The UK grid is connected to adjacent European electrical grids by submarine power cables at an electricity interconnection level (transmission capacity relative to production capacity) which was 6% as of 2014.[39]
As of 2022, the total capacity of these connectors is about 7.7 GW.[citation needed] They include direct-current cables to northern France (2 GW HVDC Cross-Channel, 1 GW HVDC IFA-2, 1 GW ElecLink via the Channel Tunnel[40]); Belgium (1 GW HVDC Nemo Link); the Netherlands (1 GW HVDC BritNed); Norway (1.4 GW HDVC North Sea Link); Northern Ireland (500 MW HVDC Moyle Interconnector); and the Republic of Ireland (500 MW HVDC East–West Interconnector).

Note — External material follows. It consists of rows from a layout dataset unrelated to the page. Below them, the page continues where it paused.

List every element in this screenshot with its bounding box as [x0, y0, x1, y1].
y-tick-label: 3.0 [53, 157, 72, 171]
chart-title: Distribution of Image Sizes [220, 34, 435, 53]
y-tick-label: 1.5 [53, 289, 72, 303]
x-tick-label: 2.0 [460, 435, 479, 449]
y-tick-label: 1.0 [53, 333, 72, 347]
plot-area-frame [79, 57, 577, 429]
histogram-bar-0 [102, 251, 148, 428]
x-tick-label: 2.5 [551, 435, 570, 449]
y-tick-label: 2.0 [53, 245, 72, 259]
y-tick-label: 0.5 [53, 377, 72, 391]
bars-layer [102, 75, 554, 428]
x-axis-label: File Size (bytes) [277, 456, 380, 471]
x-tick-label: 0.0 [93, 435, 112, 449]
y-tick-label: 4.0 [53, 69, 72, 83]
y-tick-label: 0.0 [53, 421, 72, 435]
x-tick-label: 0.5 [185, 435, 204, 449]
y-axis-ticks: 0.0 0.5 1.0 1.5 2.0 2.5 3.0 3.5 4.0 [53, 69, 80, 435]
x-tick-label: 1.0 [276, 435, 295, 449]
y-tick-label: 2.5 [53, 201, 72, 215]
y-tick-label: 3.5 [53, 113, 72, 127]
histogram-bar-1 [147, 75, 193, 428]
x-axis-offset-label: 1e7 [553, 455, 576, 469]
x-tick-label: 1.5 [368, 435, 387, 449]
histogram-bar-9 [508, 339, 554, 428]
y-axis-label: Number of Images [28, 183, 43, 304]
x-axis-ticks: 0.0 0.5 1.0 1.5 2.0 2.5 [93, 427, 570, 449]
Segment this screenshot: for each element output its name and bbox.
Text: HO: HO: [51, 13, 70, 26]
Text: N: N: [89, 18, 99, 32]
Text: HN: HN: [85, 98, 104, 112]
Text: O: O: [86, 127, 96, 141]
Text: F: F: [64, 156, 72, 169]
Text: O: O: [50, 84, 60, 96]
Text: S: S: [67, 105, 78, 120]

A link is under construction to Denmark (1.4 GW Viking Link) which is due to be completed in 2023. A further 500 MW link with the Republic of Ireland (Greenlink) is scheduled for 2024.[41] Further potential schemes include links with Germany (NeuConnect, 1.4 GW); Iceland (Icelink, around 1 GW)[42] and Morocco (3.6 GW from new battery-backed solar generation).[43]
So the one to the Isle of Man is AC, the rest appear to be DC.
But you asked initially about "all of europe and UK and Ireland"; the land connections in most of the EU are AC, AFAIK.
Most of Continental Europe is in a single synchronous network. CIS (Russia etc.) have their own network. UK has their own network as well as Scandinavia.
In the Scandinavian net, the frequency normally varies between 59.9 and 50.1 Hz depending on loading changes.